The Bangko Sentral ng Pilipinas (BSP) also projected a similar range of 1.3% to 2.1%. These forecasts suggest that the April CPI, which the Philippine Statistics Authority (PSA) will release on May 6, will remain within the BSP's target range of 2% to 4%.
Emilio Neri Jr., lead economist at Bank of the Philippine Islands (BPI), identified higher electricity rates due to increased summer cooling demand as a primary driver of April's inflationary pressures. He also pointed to the fare increase for the Light Rail Transit Line 1 (LRT-1) in Manila as a contributing factor.
However, Neri explained that these cost increases were partially offset by lower prices for major food items such as rice, vegetables, and fish, as well as declines in oil and liquefied petroleum gas (LPG) prices. He anticipates April inflation to have eased to 1.6%.
"The continued disinflation from lower prices across major food items, particularly rice, vegetables, and fish, coupled with the sustained decline in oil and LPG prices, drove inflation lower," he said. He added, "This was combined with the sharp increase in electricity rates and the ₱5 to ₱10 hike in LRT-1 fares, which affects around half a million commuters in Metro Manila, partially offsetting the downward pressure on prices."

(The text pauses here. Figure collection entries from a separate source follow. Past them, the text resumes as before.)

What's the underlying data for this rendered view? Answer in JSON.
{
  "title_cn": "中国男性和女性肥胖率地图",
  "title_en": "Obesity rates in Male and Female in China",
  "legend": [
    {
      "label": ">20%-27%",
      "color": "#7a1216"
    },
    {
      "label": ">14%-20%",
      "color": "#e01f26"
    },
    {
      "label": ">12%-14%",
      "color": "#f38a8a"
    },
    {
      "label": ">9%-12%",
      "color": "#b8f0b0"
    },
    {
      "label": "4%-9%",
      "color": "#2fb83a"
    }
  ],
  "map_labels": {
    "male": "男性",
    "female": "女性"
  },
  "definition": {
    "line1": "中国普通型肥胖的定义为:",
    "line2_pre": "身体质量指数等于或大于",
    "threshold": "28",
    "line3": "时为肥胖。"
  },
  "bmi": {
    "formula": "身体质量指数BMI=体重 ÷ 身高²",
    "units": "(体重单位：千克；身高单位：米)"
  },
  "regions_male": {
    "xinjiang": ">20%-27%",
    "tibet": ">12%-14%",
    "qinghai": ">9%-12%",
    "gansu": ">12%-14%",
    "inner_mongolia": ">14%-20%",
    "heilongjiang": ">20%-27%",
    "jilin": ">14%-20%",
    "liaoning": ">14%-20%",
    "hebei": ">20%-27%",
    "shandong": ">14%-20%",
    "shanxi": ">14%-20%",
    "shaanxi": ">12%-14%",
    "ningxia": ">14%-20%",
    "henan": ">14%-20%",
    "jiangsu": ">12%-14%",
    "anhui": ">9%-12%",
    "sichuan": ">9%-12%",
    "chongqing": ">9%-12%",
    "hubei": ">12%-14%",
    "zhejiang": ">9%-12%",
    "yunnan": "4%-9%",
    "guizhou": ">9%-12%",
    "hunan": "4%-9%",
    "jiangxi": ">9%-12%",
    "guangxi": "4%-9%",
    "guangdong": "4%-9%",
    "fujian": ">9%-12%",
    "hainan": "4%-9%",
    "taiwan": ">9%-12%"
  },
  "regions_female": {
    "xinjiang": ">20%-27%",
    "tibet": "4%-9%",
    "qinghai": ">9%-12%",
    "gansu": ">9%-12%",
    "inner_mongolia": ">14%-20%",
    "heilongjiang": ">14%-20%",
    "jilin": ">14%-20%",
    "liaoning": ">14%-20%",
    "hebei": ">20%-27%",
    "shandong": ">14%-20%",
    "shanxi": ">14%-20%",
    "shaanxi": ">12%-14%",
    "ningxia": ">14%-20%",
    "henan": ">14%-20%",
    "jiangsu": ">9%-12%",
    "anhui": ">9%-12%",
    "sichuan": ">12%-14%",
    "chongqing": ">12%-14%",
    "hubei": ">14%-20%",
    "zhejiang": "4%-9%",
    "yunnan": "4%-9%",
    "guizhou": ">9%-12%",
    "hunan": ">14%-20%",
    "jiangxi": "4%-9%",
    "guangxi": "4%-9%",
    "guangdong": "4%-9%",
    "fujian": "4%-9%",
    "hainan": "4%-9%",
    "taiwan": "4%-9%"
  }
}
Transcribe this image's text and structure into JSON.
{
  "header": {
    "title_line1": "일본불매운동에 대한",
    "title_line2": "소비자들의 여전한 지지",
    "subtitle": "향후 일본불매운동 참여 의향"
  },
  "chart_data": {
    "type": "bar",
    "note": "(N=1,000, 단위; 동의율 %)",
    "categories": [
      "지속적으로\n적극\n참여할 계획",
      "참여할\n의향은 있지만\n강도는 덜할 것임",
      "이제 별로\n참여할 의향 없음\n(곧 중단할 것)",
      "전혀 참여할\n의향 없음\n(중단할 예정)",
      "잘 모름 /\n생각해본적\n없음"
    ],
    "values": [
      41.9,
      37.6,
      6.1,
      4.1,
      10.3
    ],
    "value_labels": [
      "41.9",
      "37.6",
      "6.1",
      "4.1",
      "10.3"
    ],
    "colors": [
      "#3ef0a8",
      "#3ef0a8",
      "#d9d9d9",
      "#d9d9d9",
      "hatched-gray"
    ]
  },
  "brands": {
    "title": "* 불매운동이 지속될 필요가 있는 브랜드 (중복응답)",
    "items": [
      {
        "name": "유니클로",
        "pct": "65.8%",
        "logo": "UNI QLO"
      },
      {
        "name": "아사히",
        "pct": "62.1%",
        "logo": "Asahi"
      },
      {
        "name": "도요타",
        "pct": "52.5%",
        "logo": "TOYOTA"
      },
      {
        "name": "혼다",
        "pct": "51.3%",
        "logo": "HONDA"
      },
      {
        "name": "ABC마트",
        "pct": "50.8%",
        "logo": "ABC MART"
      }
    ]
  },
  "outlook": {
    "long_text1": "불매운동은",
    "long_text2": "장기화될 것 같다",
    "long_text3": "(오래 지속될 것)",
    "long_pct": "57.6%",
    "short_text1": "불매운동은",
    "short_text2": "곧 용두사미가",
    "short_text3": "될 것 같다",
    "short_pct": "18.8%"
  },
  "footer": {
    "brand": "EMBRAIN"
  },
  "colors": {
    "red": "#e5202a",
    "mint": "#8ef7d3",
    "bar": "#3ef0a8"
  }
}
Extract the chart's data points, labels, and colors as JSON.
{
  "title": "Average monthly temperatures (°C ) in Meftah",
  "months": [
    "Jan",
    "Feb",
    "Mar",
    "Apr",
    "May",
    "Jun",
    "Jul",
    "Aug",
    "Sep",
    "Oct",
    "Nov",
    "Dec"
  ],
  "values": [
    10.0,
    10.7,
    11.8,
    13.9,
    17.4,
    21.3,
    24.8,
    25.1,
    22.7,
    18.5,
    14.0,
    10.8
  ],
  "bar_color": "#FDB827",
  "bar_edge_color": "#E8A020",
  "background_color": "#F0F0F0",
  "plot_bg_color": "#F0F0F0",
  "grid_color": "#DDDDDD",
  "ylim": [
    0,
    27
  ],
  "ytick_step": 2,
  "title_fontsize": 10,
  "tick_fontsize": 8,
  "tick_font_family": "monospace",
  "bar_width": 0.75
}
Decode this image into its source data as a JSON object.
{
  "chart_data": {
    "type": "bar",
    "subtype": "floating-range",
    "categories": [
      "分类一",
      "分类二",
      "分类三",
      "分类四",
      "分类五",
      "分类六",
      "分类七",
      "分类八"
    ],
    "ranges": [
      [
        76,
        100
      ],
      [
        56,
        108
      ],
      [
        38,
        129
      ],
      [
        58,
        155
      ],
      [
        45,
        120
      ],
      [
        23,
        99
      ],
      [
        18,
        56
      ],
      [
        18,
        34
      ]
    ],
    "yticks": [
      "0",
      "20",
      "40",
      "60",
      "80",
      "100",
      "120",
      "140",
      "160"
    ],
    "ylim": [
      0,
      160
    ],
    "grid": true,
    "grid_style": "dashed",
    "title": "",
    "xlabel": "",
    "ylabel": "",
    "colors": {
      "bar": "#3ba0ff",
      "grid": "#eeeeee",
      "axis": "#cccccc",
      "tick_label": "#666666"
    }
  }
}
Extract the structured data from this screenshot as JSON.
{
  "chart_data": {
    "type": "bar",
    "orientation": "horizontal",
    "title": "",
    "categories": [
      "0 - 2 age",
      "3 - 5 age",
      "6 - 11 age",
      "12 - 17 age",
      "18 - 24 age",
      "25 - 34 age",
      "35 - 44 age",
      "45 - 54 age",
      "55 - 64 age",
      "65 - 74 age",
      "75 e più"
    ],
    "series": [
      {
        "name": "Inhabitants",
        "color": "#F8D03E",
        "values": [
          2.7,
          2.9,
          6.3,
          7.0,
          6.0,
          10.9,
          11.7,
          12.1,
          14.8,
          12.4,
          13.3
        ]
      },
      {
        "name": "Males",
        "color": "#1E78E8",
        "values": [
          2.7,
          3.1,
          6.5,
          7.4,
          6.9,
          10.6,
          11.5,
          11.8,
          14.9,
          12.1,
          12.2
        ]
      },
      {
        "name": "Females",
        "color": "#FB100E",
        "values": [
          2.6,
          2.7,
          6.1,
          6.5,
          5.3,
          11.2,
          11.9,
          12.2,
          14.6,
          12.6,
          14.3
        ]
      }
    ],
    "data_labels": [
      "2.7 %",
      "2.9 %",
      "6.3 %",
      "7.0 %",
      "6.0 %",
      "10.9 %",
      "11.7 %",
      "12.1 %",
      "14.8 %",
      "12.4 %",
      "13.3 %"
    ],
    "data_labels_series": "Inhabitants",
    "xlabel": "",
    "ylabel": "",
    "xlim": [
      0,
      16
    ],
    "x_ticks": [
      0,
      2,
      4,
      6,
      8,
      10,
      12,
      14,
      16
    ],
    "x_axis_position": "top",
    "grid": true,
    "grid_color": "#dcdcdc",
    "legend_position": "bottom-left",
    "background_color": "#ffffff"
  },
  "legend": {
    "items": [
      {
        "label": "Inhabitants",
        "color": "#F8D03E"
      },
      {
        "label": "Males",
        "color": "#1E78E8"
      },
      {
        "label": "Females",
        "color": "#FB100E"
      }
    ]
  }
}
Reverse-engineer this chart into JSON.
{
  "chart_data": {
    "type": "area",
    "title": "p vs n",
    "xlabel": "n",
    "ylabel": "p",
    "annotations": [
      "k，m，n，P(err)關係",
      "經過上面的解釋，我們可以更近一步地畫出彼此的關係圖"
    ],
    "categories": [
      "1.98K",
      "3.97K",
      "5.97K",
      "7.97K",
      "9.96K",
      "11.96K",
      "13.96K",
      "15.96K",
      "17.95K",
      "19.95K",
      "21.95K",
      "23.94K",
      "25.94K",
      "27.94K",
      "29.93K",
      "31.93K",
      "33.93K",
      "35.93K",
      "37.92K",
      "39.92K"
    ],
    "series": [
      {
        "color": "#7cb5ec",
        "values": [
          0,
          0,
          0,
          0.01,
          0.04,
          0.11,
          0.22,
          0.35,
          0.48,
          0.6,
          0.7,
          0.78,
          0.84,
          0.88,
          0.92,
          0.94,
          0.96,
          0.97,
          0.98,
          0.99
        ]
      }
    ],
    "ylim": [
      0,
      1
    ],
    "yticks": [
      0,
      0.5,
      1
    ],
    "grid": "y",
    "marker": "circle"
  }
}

Nicholas Mapa, senior economist at Metropolitan Bank & Trust Co. (Metrobank), echoed a similar view. He forecasts the April CPI at 1.9%, noting that "lower rice prices and slower increases in vegetable prices should help temper inflation, as should transport costs." However, he added that "higher electricity prices may offset some of that downward pressure."
If inflation remains at a stable level, the BSP will have more room to ease its monetary policy. This could help support economic growth at a time of heightened global uncertainty due to US tariff impositions.
The BSP resumed its monetary easing in April by cutting its benchmark interest rate by 25 basis points, bringing it down to 5.5%. This decision followed US President Donald Trump's wavering stance on imposing "reciprocal" tariffs.
Meanwhile, BSP Governor Eli Remolona hinted at the possibility of further rate cuts, suggesting that the monetary easing cycle could end within the year.
Analysts at China Bank Research said, "Should inflation continue to settle at or near the low end of the BSP's target range, this could provide scope for another policy rate cut at the BSP's monetary policy meeting in June." They project the April CPI at 1.6%.
While the Philippine economy has shown robust growth recently, the global economic slowdown and rising geopolitical tensions pose downside risks to growth. In particular, the potential for further US interest rate hikes warrants close monitoring due to its potential to weaken the Philippine peso and trigger capital outflows.
The Philippine government continues to promote economic growth through increased infrastructure investment and attracting foreign investment, while also working to maintain price stability. However, the impact of external factors could lead to increased price volatility.
The BSP is expected to consider both inflation and economic growth in its monetary policy decisions, and further policy changes may occur depending on future economic data releases and changes in the international situation. Economic experts advise continued monitoring of the Philippines' inflation trends and the direction of the BSP's monetary policy.